One day to another and one week to another, analyzing the markets sometimes becomes quite repetitive. Corporate results and macro data have been the two primary drivers for the markets for almost a month now. We are in the last leg of the December quarter result announcements. With some heavyweight groups like the Tata’s yet to announce their results, this week and the next could be as eventful and stock specific as the past couple of weeks have been.
One good thing about the markets at least over the next couple of months is that, any negative blabber at least from policymakers will be conspicuous by its absence. As we head closer to elections (to be held in May 2014), there is every possibility that things will be made to look rosy. The first instance of this came in on Friday.
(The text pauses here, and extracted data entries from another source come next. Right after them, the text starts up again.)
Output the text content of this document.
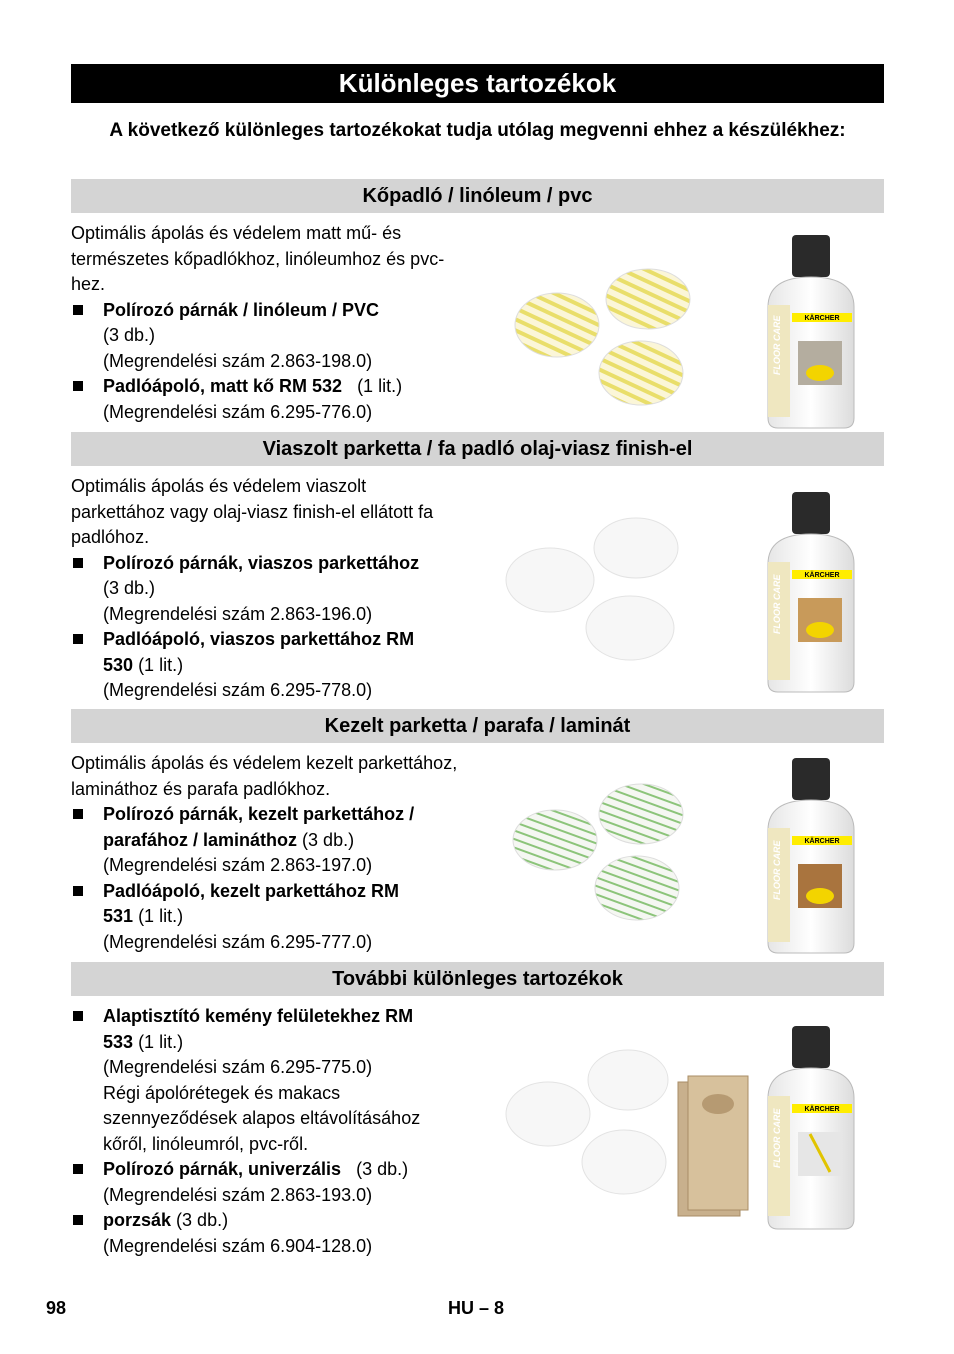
Különleges tartozékok
A következő különleges tartozékokat tudja utólag megvenni ehhez a készülékhez:
Kőpadló / linóleum / pvc

Optimális ápolás és védelem matt mű- és természetes kőpadlókhoz, linóleumhoz és pvc-hez.

Polírozó párnák / linóleum / PVC
(3 db.)

(Megrendelési szám 2.863-198.0)

Padlóápoló, matt kő RM 532 (1 lit.)

(Megrendelési szám 6.295-776.0)

KÄRCHER
FLOOR CARE
Viaszolt parketta / fa padló olaj-viasz finish-el

Optimális ápolás és védelem viaszolt parkettához vagy olaj-viasz finish-el ellátott fa padlóhoz.

Polírozó párnák, viaszos parkettához  (3 db.)

(Megrendelési szám 2.863-196.0)

Padlóápoló, viaszos parkettához RM 530 (1 lit.)

(Megrendelési szám 6.295-778.0)

KÄRCHER
FLOOR CARE
Kezelt parketta / parafa / laminát

Optimális ápolás és védelem kezelt parkettához, lamináthoz és parafa padlókhoz.

Polírozó párnák, kezelt parkettához / parafához / lamináthoz (3 db.)

(Megrendelési szám 2.863-197.0)

Padlóápoló, kezelt parkettához RM 531 (1 lit.)

(Megrendelési szám 6.295-777.0)

KÄRCHER
FLOOR CARE
További különleges tartozékok
Alaptisztító kemény felületekhez RM 533 (1 lit.)

(Megrendelési szám 6.295-775.0)

Régi ápolórétegek és makacs szennyeződések alapos eltávolításához kőről, linóleumról, pvc-ről.

Polírozó párnák, univerzális (3 db.)

(Megrendelési szám 2.863-193.0)

porzsák (3 db.)

(Megrendelési szám 6.904-128.0)

KÄRCHER
FLOOR CARE
98	HU – 8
The Central Statistical Organisation released its advance estimates of GDP growth for FY14. Accordingly, India’s GDP is expected to clock an overall growth of 4.9% for the year. This is below the 5% growth that the Finance Ministry thinks we could clock. The honourable Finance Minister has gone on record asserting his confidence about the economy growing at 5% this year.
It is good to be confident, but certainly bad to be overconfident. Given the economic circumstances and the way things are shaping up, growth certainly looks to be coming in bits and pieces and not at full throttle. Those who believe that growth could come in because of factors like a good monsoon and hence good productivity thereby propelling rural incomes and spurring consumption are sure to be disappointed.
There is a lot of structural imbalance that sets in with slower or poor economic growth extending over a period of time. That structural imbalance will take some time to correct before the economy really gets going. Industrial activity is a case in point. With elections round the corner no major capex plans will be put into implementation over the next two to three months. This could mean lower productivity at least for the next quarter or so.
Even the bigger projects which have been sanctioned and waiting for implementation will either get off the ground only post elections or even if they get off the ground will take atleast a couple of quarters before they start reflecting in the growth numbers. All this clearly point towards only one thing, do not expect non-volatile market sessions. Volatility is here to stay at least for the next two to three months.
Globally, macro data has been driving the markets. Employment news in the US, a new Fed Chairperson who will be making her first testimony and earnings will be driving markets out there. All this will have an obvious impact on the psyche of global markets including Europe and Asia.
Meanwhile, Asian markets have opened quite well this week. Taking cues from the way US markets have behaved over the weekend all major Asian benchmarks are currently trading in the green. The Japanese Nikkei is up 1% so far followed by Indonesia’s Jakarta Composite which is currently trading up 0.73%. The Chinese market which remained quite sluggish for the whole of the past week is trading strongly today with the Shanghai Composite up 1% followed closely by the Taiwan Composite which is up 0.66%. Malaysia, Hong Kong and Singapore are up an average 0.20% while Korea is just about managing to remain positive.
Overall global cues are looking positive this morning which suggest that the Indian markets could see a positive open to the week. The last of the corporate results will be flowing in this week and that should make the markets more stock specific in nature. On the macro side, the CSO estimate of GDP growth could weigh on the markets. Up next will be presumptions about what to expect from the Vote On Account that will be presented by the Finance Minister. Of course there is lot of positive air around it assuming that a lot of goodies will come our way with elections round the corner.